The following query (adapted from the prebuilt rule Volume Shadow Copy Deleted or Resized via VssAdmin) detects when the vssadmin delete shadows Windows command is executed:

event.action:"Process Create (rule: ProcessCreate)" and process.name:"vssadmin.exe" and process.args:("delete" and "shadows")
		
Clause Purpose
event.action:"Process Create (rule: ProcessCreate)" Anchors the query to process-creation events reported by Sysmon, filtering out unrelated event types.
process.name:"vssadmin.exe" Narrows to the specific binary.
process.args:("delete" and "shadows") Requires both arguments to be present, distinguishing destructive shadow-copy deletion from benign vssadmin usage such as list shadows.

Index patterns: winlogbeat-* (Winlogbeat ships Windows event logs to Elastic Security).

Tip

See it in practice. These prebuilt rules use custom queries and illustrate different detection patterns:

  • Volume Shadow Copy Deleted or Resized via VssAdmin.

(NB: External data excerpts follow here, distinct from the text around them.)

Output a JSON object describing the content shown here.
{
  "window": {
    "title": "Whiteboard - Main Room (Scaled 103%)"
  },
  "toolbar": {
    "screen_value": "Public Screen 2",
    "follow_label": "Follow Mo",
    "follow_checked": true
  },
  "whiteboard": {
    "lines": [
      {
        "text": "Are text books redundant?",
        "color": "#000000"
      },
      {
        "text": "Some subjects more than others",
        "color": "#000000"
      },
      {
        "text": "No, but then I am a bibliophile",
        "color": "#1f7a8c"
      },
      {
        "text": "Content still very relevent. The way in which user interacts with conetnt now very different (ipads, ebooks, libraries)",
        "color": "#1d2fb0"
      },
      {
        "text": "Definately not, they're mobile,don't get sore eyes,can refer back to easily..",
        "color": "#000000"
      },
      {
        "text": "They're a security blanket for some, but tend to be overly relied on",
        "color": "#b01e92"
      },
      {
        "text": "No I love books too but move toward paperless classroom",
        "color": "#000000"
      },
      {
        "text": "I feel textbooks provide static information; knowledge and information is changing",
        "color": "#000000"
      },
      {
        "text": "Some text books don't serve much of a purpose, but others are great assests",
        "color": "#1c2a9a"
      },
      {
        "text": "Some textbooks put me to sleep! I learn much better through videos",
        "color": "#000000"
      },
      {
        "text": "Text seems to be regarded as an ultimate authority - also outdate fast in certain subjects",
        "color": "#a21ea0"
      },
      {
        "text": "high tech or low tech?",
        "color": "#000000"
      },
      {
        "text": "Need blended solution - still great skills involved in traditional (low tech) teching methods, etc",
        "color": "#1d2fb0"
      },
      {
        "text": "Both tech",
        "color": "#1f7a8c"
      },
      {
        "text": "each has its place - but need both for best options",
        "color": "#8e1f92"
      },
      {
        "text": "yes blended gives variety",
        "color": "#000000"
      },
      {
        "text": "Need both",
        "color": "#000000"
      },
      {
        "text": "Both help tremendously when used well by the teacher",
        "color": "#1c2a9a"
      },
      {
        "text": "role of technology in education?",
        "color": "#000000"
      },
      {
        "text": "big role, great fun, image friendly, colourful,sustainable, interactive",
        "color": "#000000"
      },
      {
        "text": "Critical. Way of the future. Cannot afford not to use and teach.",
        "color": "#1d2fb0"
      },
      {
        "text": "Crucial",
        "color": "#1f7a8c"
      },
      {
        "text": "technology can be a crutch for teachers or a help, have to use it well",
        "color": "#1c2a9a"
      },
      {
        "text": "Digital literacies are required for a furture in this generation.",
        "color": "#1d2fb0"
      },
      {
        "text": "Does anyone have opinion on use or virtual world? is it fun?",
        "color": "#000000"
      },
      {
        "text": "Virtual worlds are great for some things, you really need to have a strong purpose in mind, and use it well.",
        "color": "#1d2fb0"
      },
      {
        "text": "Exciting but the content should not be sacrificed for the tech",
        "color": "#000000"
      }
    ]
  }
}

Matches a specific process with targeted arguments. A focused, low-noise pattern.
  • Clearing Windows Event Logs. Uses or to cover multiple utilities (wevtutil, powershell) that can clear event logs. Demonstrates variant coverage.
  • Potential Process Injection via PowerShell. Combines process.name with powershell.file.script_block_text field matching to detect in-memory injection techniques. An example of pairing process metadata with deeper content inspection.

The following settings are specific to custom query rules. For settings shared across all rule types (severity, risk score, schedule, actions, and so on), refer to Rule settings reference.

Index patterns or data view
The Elasticsearch indices or data view the rule queries when searching for events. Index patterns are prepopulated with the indices configured in the default Elastic Security indices advanced setting. Alternatively, select a data view from the drop-down to use its associated index patterns and runtime fields.
Custom query
The KQL or Lucene query that defines the detection logic. Documents matching this query generate alerts. Use the filter bar to add structured filters alongside the query text.
Saved query (optional)
A Kibana saved query to use as the rule's detection logic. When loaded dynamically, the rule inherits changes to the saved query automatically. When loaded as a one-time copy, the query is embedded in the rule and can be edited independently.
Timeline query (optional)
Import a query from a saved Timeline to use as the rule's detection logic. The imported query populates the Custom query field.
Suppress alerts by (optional)
Reduce repeated or duplicate alerts by grouping them on one or more fields. For details, refer to Alert suppression.
Required fields (optional)
An informational list of fields the rule needs to function. This does not affect rule execution. It helps other users understand the rule's data dependencies.
Related integrations (optional)
Associate the rule with one or more Elastic integrations to indicate data dependencies and allow users to verify each integration's installation status.